Getting down to business: Departments to merge

Junior Mark Wetherbee, Jr. helps freshman Victoria Halenda fill out a form in Sweigart Hall, the home of the business school.

By Jess Hoogendoorn

The merging of eight departments into four in the College of Business Administration has left some faculty members concerned that the college might lose prestige.

Effective for the fall semester, economics will be merged with finance; management sciences with computer information systems; management and leadership with entrepreneurial studies and strategy; and marketing with legal studies and business ethics. Accounting will remain a separate department.

“The indirect effects are mainly the diminishment of the Rider College of Business brand, or reputation,” said Dr. Anne Carroll, associate professor of business and MBA program director.

However, Dean Larry Newman disagrees.

“I can say this change in organizational structure is not going to impact our image in the marketplace,” he said. “And as long as we have quality faculty, which we do, and as long as we have the finest accreditation possible, which we do, our brand is secure. I’m not worried about our brand.”

According to Carroll, however, other colleges that have a similar departmental structure as Rider’s new plan for the business school typically have lower-quality programs. But according to Newman, most schools have five departments. He said schools as large as the University of Texas and Ohio State have five, as do smaller schools.

“If you look at our business school in line with other business schools around the country, we do have more departments than those schools,” Newman said. “We have nine currently.”

Don Steven, provost and vice president for academic affairs, agreed.

“At the heart of Dean Newman’s reorganization plan, which I fully support, is his recognition that we have an unusually large number of departments in the College of Business Administration,” he wrote in an e-mail, citing Rutgers, Richmond, Hofstra, Quinnipiac and Babson as examples to follow.

Dr. Ron Cook, a professor in the Entrepreneurial Studies (ES) Department, is very concerned about what will happen to his department’s identity after the merger. He explained that the Entrepreneurial Studies Department has been growing and flourishing since its creation in 2008.

“The implications for this consolidation for the faculty in my existing department are huge,” Cook wrote in an e-mail. “The focus and emphasis on ES will be diluted, we have made the situation less attractive for any new faculty hires (including the person coming in the fall), and for almost no cost savings.”

Newman does not foresee the consolidation impacting the recruitment of faculty or students.

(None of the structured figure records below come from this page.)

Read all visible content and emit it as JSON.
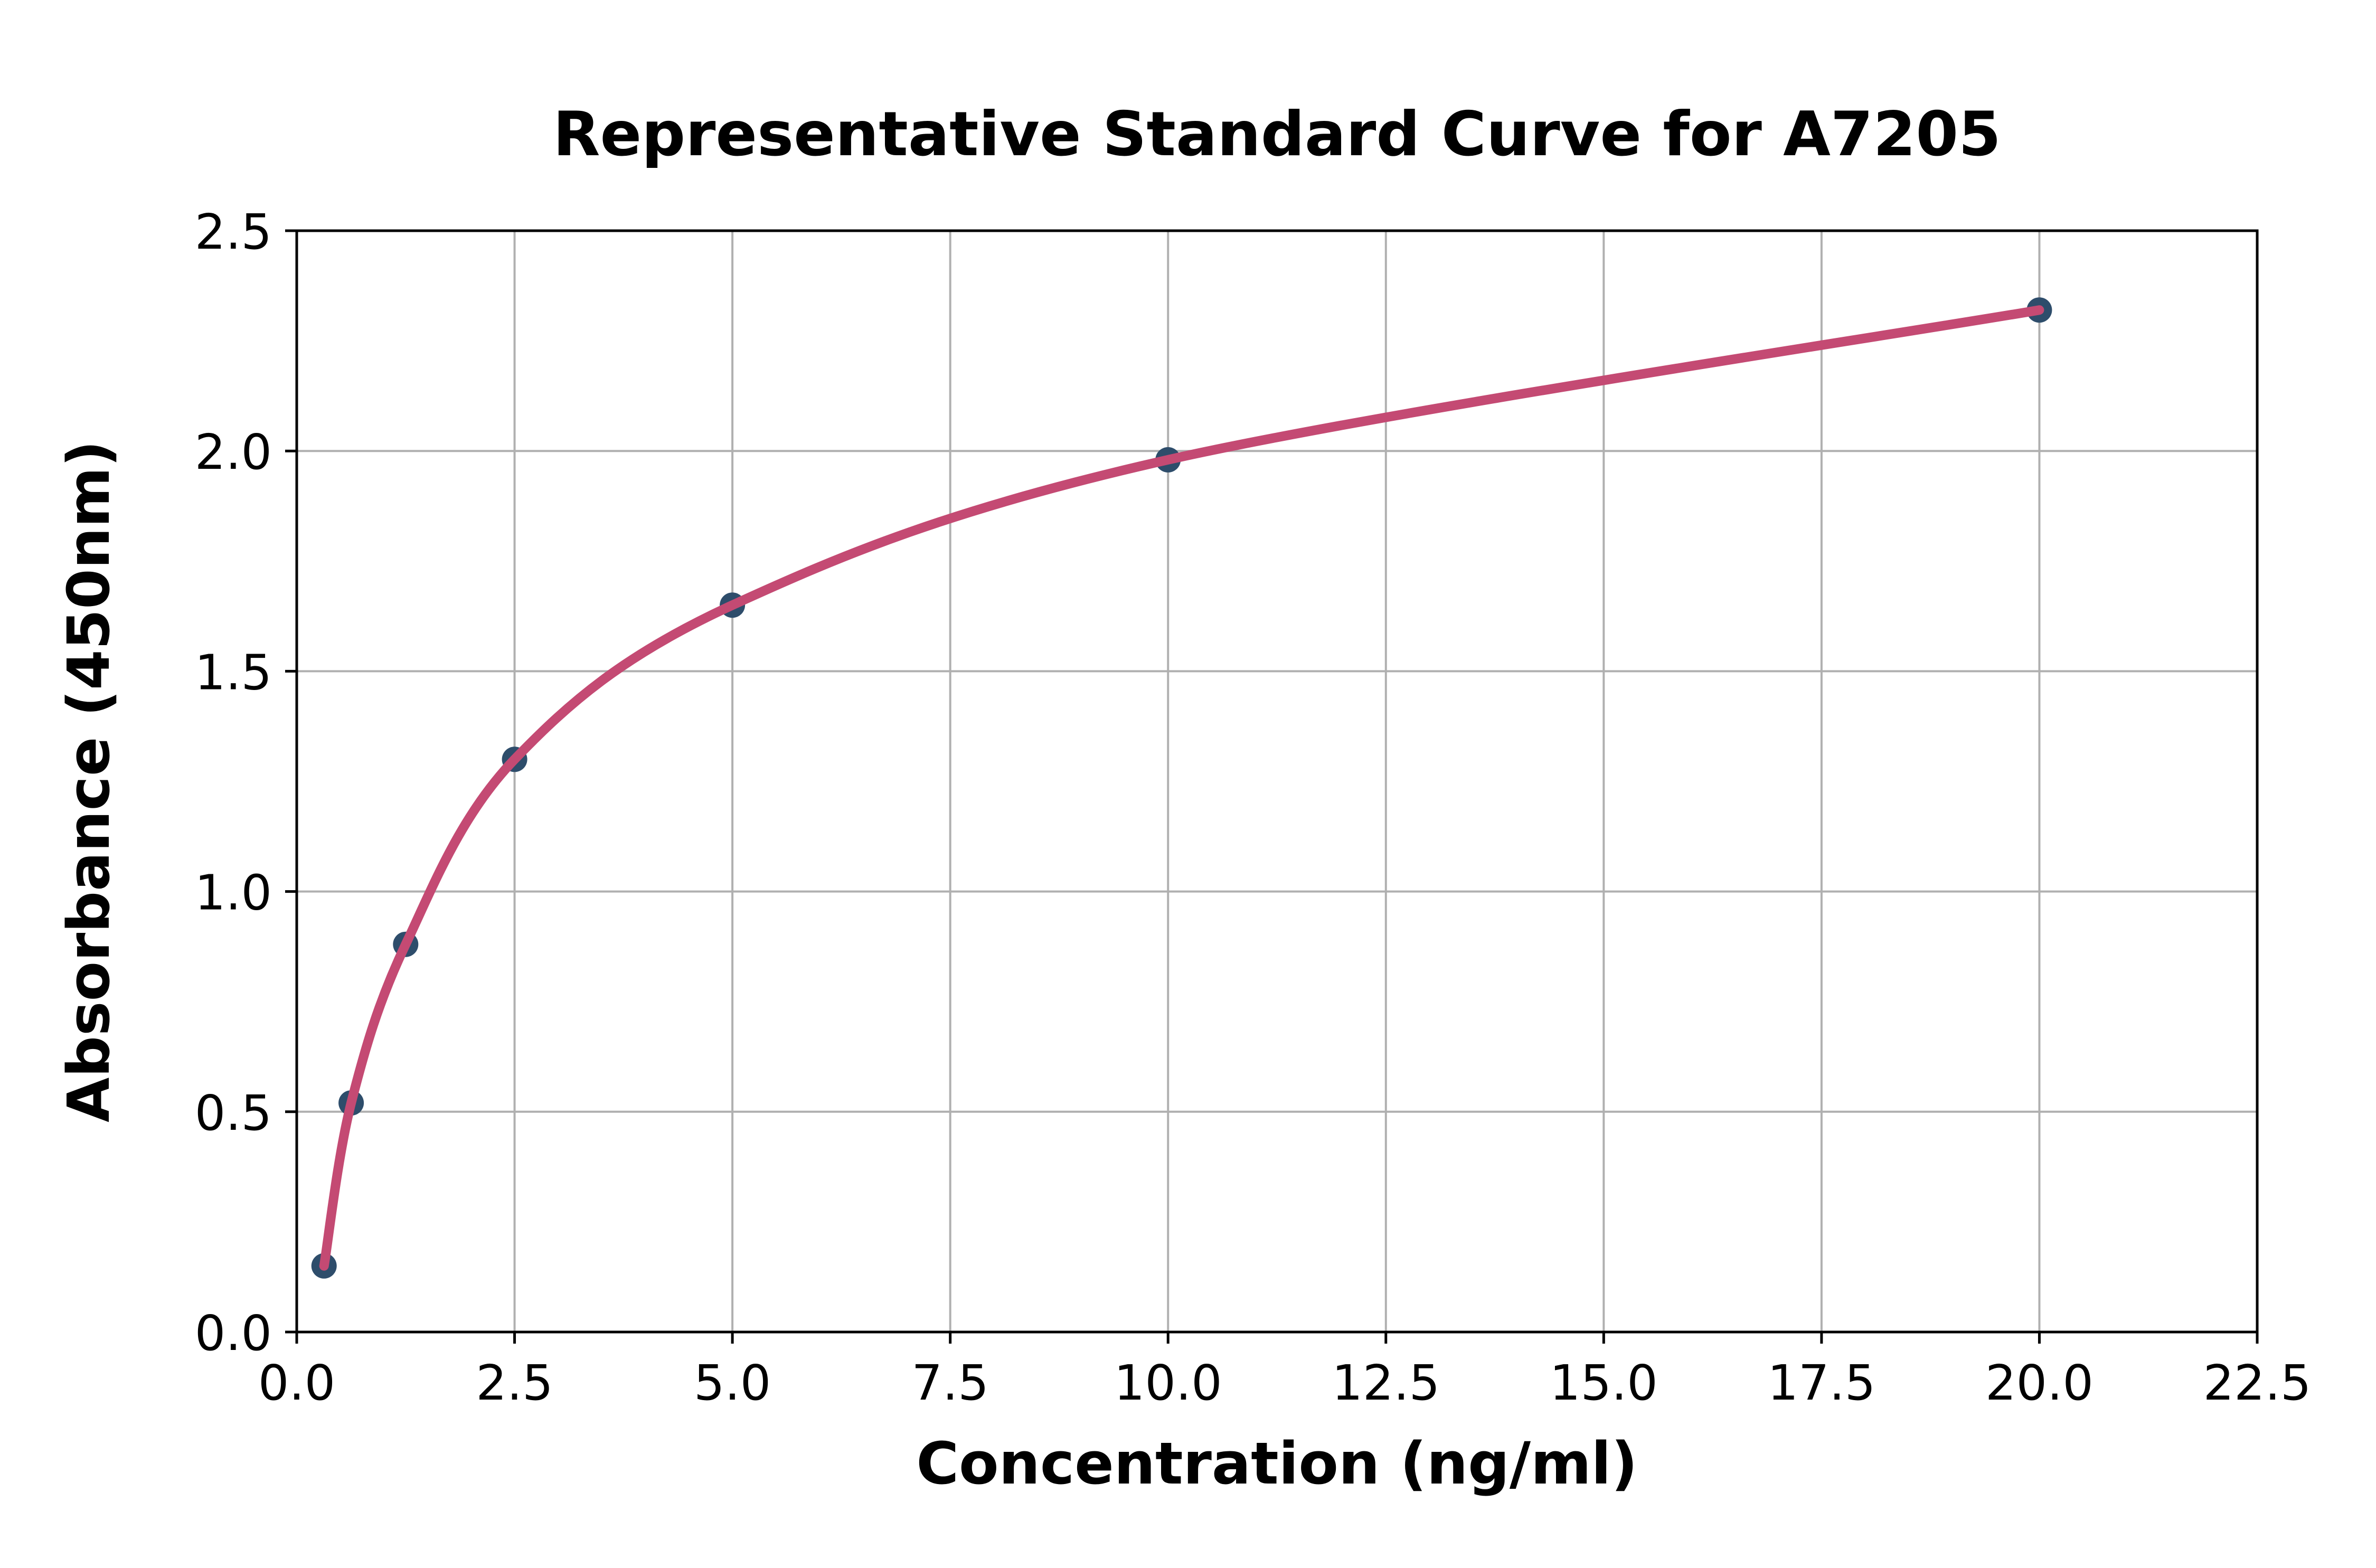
{
  "chart_data": {
    "type": "scatter",
    "title": "Representative Standard Curve for A7205",
    "xlabel": "Concentration (ng/ml)",
    "ylabel": "Absorbance (450nm)",
    "xlim": [
      0,
      22.5
    ],
    "ylim": [
      0,
      2.5
    ],
    "grid": true,
    "legend": "none",
    "x_ticks": [
      {
        "value": 0,
        "label": "0.0"
      },
      {
        "value": 2.5,
        "label": "2.5"
      },
      {
        "value": 5,
        "label": "5.0"
      },
      {
        "value": 7.5,
        "label": "7.5"
      },
      {
        "value": 10,
        "label": "10.0"
      },
      {
        "value": 12.5,
        "label": "12.5"
      },
      {
        "value": 15,
        "label": "15.0"
      },
      {
        "value": 17.5,
        "label": "17.5"
      },
      {
        "value": 20,
        "label": "20.0"
      },
      {
        "value": 22.5,
        "label": "22.5"
      }
    ],
    "y_ticks": [
      {
        "value": 0,
        "label": "0.0"
      },
      {
        "value": 0.5,
        "label": "0.5"
      },
      {
        "value": 1,
        "label": "1.0"
      },
      {
        "value": 1.5,
        "label": "1.5"
      },
      {
        "value": 2,
        "label": "2.0"
      },
      {
        "value": 2.5,
        "label": "2.5"
      }
    ],
    "points": [
      {
        "x": 0.313,
        "y": 0.15
      },
      {
        "x": 0.625,
        "y": 0.52
      },
      {
        "x": 1.25,
        "y": 0.88
      },
      {
        "x": 2.5,
        "y": 1.3
      },
      {
        "x": 5,
        "y": 1.65
      },
      {
        "x": 10,
        "y": 1.98
      },
      {
        "x": 20,
        "y": 2.32
      }
    ],
    "curve": "smooth fit through points",
    "colors": {
      "curve": "#c44a73",
      "marker": "#2e4d6b",
      "grid": "#b0b0b0",
      "axis": "#000000",
      "text": "#000000",
      "background": "#ffffff"
    }
  }
}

“When you go and look at a Web site for an institution, you don’t look to see what the departmental structure is, you look to see what your majors are and what your programs are,” Newman said.

The consolidation was proposed as a way to save money by eliminating the number of department chairs. The money saved is intended to help the university cut costs and remain fiscally responsible, according to Newman.

By eliminating four chairs, the college will be saving about $60,000 per year.

“Chairs get additional compensation for their work as chair, and the approximate value of that compensation each year is $15,000,” Carroll said.

The chairs for the consolidated departments will ultimately be chosen by the dean, but faculty members will be consulted, in order to pick the best person for the job, Newman said.

The downsizing of the business department has left some concerned about the effects the change will have on faculty and students. A direct effect that could impact students is that they will have fewer “points of access,” according to Carroll.

Department chairs are faculty members that students often go to for advice about internships, co-ops or curriculum issues and, with fewer chairs, students have fewer people to go to for these needs, she explained.

Newman said he believes students will not encounter any noticeable effects.

“Our students enroll in majors and programs and are advised by people who teach in those majors and programs,” he said. “And that’s not going to be changing.”

Steven agreed.

“We will free up some of our finest faculty to return to a full-time teaching load and have more time to be in the classroom, instead of being burdened with administrative duties,” he wrote in an e-mail. “Beyond the modest savings in chairperson stipends, this is a major benefit for our students, one which goes to the heart of our commitment to student-centeredness.”

Sophomore John Vassos, a marketing major, said he doesn’t see the joining of the Marketing Department with the Legal Studies and Business Ethics department as having much impact on him.

“It doesn’t sound like it will cause much of a change,” he said. “As long as my major’s still offered, I’m OK with it.”

Carroll and Cook believe that the consolidation could cause some problems for faculty members. Cook stated that the faculty in his department would have to “fight to retain their identity and focus.” Carroll added that some faculty are concerned about the promotion and tenure process.

“In the promotion and tenure process, your colleagues have to evaluate you, your teaching, your research, your service,” she said. “So naturally, faculty are worried about the ability of someone outside their discipline to do a good review of their research.”